4. Confirm what you stored
### Knowledge Querying
Before generating output for a specific person, client, or context, check
for relevant knowledge:
sqlite3 /workspace/group/memory.db "SELECT subject, predicate, object FROM knowledge WHERE subject LIKE '%<context>%'"
Apply any matching preferences to your output.
### Observability
When asked "what did you do today?" or similar, query and present:
sqlite3 /workspace/group/memory.db "SELECT action_type, target, result, timestamp FROM action_log WHERE date(timestamp) = date('now') ORDER BY timestamp"
Step 4: Test action logging
Trigger 3 autonomous actions (send a message, generate a summary, categorize something).

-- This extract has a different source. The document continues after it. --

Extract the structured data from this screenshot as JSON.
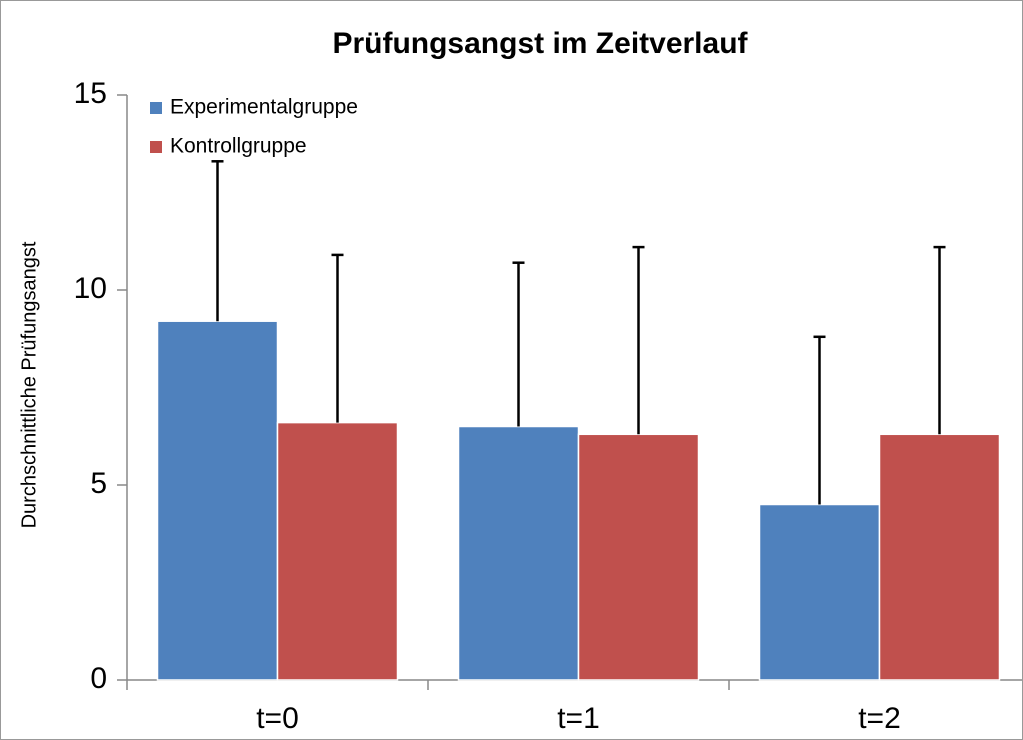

Then ask your employee: "What did you do today?" Verify the response references actual action_log rows with timestamps. If it does not, check that the database file exists at groups/main/memory.db on the host and that the CLAUDE.md instructions reference the correct path.
Step 5: Test the correction loop
Give your employee 2 corrections during normal work. For example: "No, always use bullet points for Client X" or "Grade 5 needs simpler vocabulary." Then trigger a task that should use that knowledge. Verify the employee's behavior changed — it should now apply the correction without being reminded. If the correction is not picked up, check the knowledge table: sqlite3 groups/main/memory.db "SELECT * FROM knowledge" — if the row is missing, refine your correction-capture instruction to be more explicit about detection triggers.
Step 6: Document in memory-config.md
Record your final schemas, the CLAUDE.md instructions you added, and evidence of both tests (action log query results and correction-driven behavior change).